May 17, 2026Over their more than two decades of working together, Nate Berkus and Lauren Buxbaum Gordon have developed their own design language — a way of communicating (sometimes even finishing each other’s sentences) shaped as much by their long friendship as by their simpatico aesthetic instincts.
“Lauren and I share a rare shorthand,” Berkus says. “It’s a true collaboration that makes our work stronger and more genuine. We’re not just designers — we’re partners, parents and people with full lives. That perspective shapes how we approach every project.”

Now that Berkus is based in Manhattan, Buxbaum Gordon oversees projects from THEIR firm‘s Chicago office, which Berkus founded more than three decades ago, when he was just 24. So when Ann Brady Gorran, a friend of Berkus’s sister, asked for help with the decor of a residence in the latter city’s Lincoln Park neighborhood, Buxbaum Gordon took the lead — but not before conferring with Berkus to get his take. “We have casual sidebars all the time,” she says. “He’ll give creative input, and then off I go.”


In this case, she credits Berkus with an idea that helped set the stylistic direction for the redesign of the home, composed of a pair of 19th-century brick row houses that were combined by previous owners into a single 7,000-square-foot, six-bedroom residence. He suggested adding sleek iron-and-glass doors to divide the living room from the entry and repeating this detail upstairs for the shower enclosure in the primary bath. This contemporary intervention in the historic building proved transformative. “The glass and iron give both an industrial feel and a French vibe,” Buxbaum Gordon says. “It made everything feel a little bit edgier.”

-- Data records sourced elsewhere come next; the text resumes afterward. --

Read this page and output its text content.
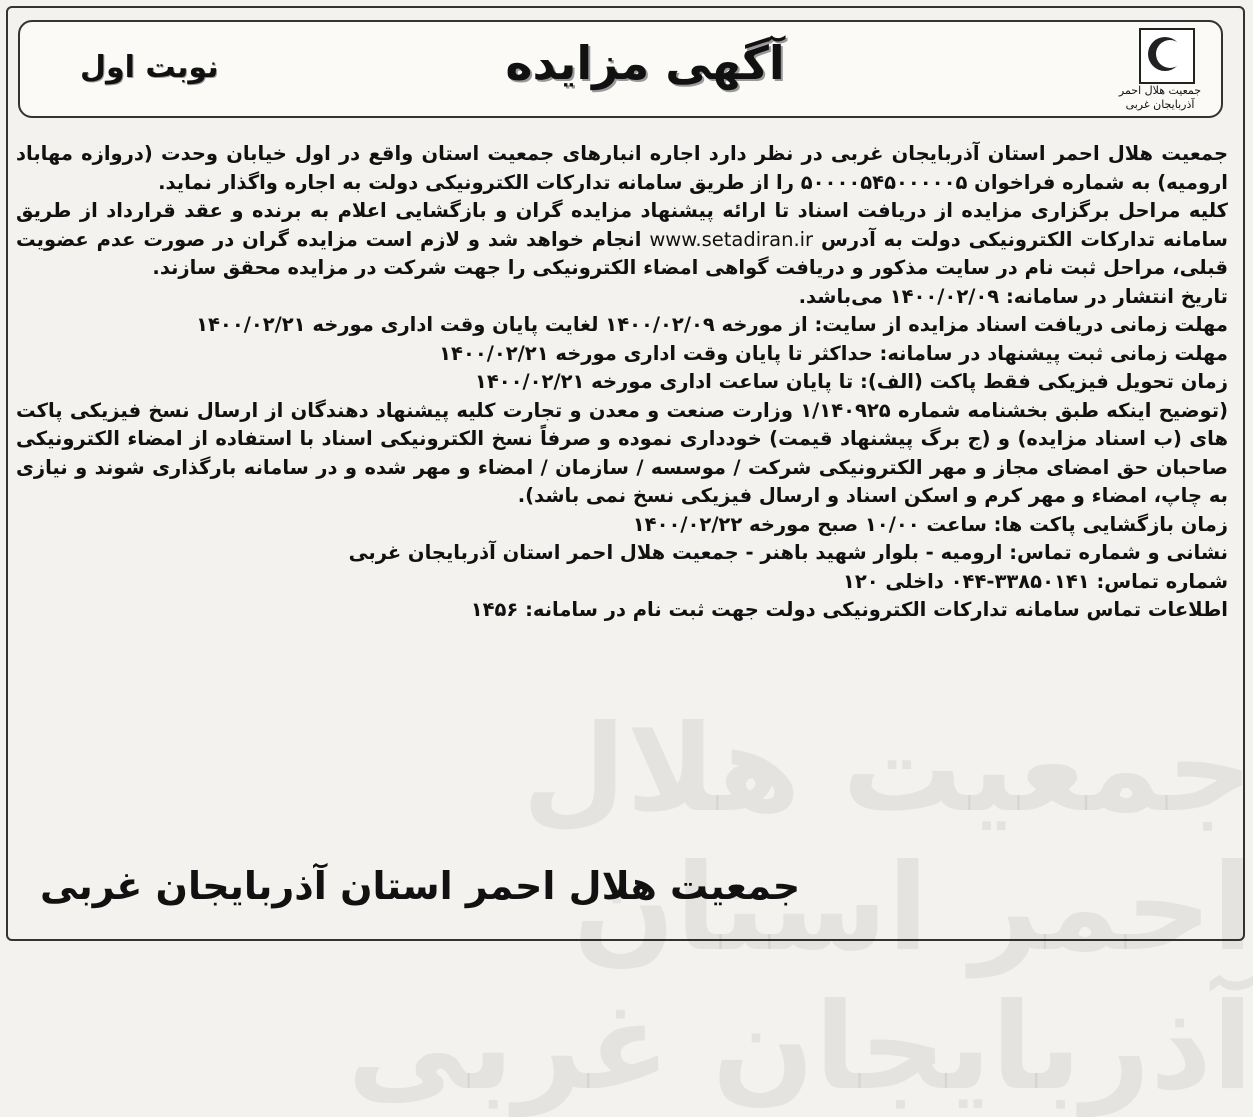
جمعیت هلال احمر
آذربایجان غربی
آگهی مزایده
نوبت اول
جمعیت هلال احمر استان آذربایجان غربی

جمعیت هلال احمر استان آذربایجان غربی در نظر دارد اجاره انبارهای جمعیت استان واقع در اول خیابان وحدت (دروازه مهاباد ارومیه) به شماره فراخوان ۵۰۰۰۰۵۴۵۰۰۰۰۰۵ را از طریق سامانه تدارکات الکترونیکی دولت به اجاره واگذار نماید.

کلیه مراحل برگزاری مزایده از دریافت اسناد تا ارائه پیشنهاد مزایده گران و بازگشایی اعلام به برنده و عقد قرارداد از طریق سامانه تدارکات الکترونیکی دولت به آدرس www.setadiran.ir انجام خواهد شد و لازم است مزایده گران در صورت عدم عضویت قبلی، مراحل ثبت نام در سایت مذکور و دریافت گواهی امضاء الکترونیکی را جهت شرکت در مزایده محقق سازند.

تاریخ انتشار در سامانه: ۱۴۰۰/۰۲/۰۹ می‌باشد.

مهلت زمانی دریافت اسناد مزایده از سایت: از مورخه ۱۴۰۰/۰۲/۰۹ لغایت پایان وقت اداری مورخه ۱۴۰۰/۰۲/۲۱

مهلت زمانی ثبت پیشنهاد در سامانه: حداکثر تا پایان وقت اداری مورخه ۱۴۰۰/۰۲/۲۱

زمان تحویل فیزیکی فقط پاکت (الف): تا پایان ساعت اداری مورخه ۱۴۰۰/۰۲/۲۱

(توضیح اینکه طبق بخشنامه شماره ۱/۱۴۰۹۲۵ وزارت صنعت و معدن و تجارت کلیه پیشنهاد دهندگان از ارسال نسخ فیزیکی پاکت های (ب اسناد مزایده) و (ج برگ پیشنهاد قیمت) خودداری نموده و صرفاً نسخ الکترونیکی اسناد با استفاده از امضاء الکترونیکی صاحبان حق امضای مجاز و مهر الکترونیکی شرکت / موسسه / سازمان / امضاء و مهر شده و در سامانه بارگذاری شوند و نیازی به چاپ، امضاء و مهر کرم و اسکن اسناد و ارسال فیزیکی نسخ نمی باشد).

زمان بازگشایی پاکت ها: ساعت ۱۰/۰۰ صبح مورخه ۱۴۰۰/۰۲/۲۲

نشانی و شماره تماس: ارومیه - بلوار شهید باهنر - جمعیت هلال احمر استان آذربایجان غربی

شماره تماس: ۳۳۸۵۰۱۴۱-۰۴۴ داخلی ۱۲۰

اطلاعات تماس سامانه تدارکات الکترونیکی دولت جهت ثبت نام در سامانه: ۱۴۵۶

جمعیت هلال احمر استان آذربایجان غربی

That youthful spark suited the owners perfectly. Brady Gorran is a former fashion-magazine editor who is poised to open a Chicago boutique, Givànne, that she describes as an “in-person, all-year-round gift guide.” She and her husband, Scott, who works in finance, were living in Greenwich Village when, over dinner during a visit to Chicago, they found themselves daydreaming about moving to that city. They would have more space to raise their young son there, and she would be closer to her midwestern family. “What started as dinner conversation turned into house hunting,” Buxbaum Gordon says.

They saw a listing in Lincoln Park and decided to go for it. The former owners had done a major renovation with the help of SPACE Architects + Planners, resulting in a six-bay-wide townhouse with modern amenities and generous proportions. After years of neglect, the Italianate facade had been fully restored, with double-hung windows and a covered porch reconstructed based on clues in the brickwork.

The renovation retained the original two front doors — an architectural quirk the designers had to address in the interior. “One set of doors was in the entry and the other was in the living room,” Buxbaum Gordon says. “I went to Nate and said, ‘What am I going to do with this?’ ” Together, they devised a solution, placing in front of the problematic elements a screen that opened to the living room and concealing them further with curtains.

With complete trust in the designers’ instincts, the clients pushed them to be adventurous. One of their first requests was to have a wine lounge in place of a a dining room. “That was a curveball,” says Buxbaum Gordon, who admits waking up at four in the morning thinking about how to pull it off. “I wrestled with it for a while, then all of a sudden, the lightbulb went off.”


Her fix was to fashion a glamorous space that reads like a sitting room but functions discreetly as a wine bar, with refrigerators hidden behind cerused-oak cabinetry. Furnishings include a wraparound blush-velvet sectional — edged with bouillon fringe and topped with cushions in Dedar tiger velvet — which is a favorite perch for the clients’ young son and his friends by day and an equally compelling hangout for adults at night.

Brady Gorran proved a game client, quickly green-lighting everything from the entry’s orange-and-black checkered tile to the conversion of half of the two-car garage into a home gym. “Nobody in Chicago does that,” Buxbaum Gordon jokes of the latter, noting that the Gorrans are a one-car family, and their home is within walking distance of “a bunch of great restaurants and their child’s school.” Brady Gorran also embraced the designers’ numerous vintage finds, many sourced on 1stDibs, including the living room’s Arturo Pani coffee table, Stilnovo chandelier and Arlus sconces.

Inevitably, a young family ends up spending much of their time in the kitchen. Here, as everywhere in the home, the designers applied their shared aesthetic vocabulary. One thing they always agree on is to choose sustainability wherever possible. “The kitchen had recently been renovated, and we didn’t want to rip things out,” Brady Gorran says.

Still, Brady Gorran needed a bit more style. The designers’ interventions were largely cosmetic — a checkerboard backsplash, green mid-century Italian lanterns over the island and a wall of artisanal plates — but bring maximum personality to the space. “The room had to look like Ann,” Buxbaum Gordon says. “So we put on all the makeup.”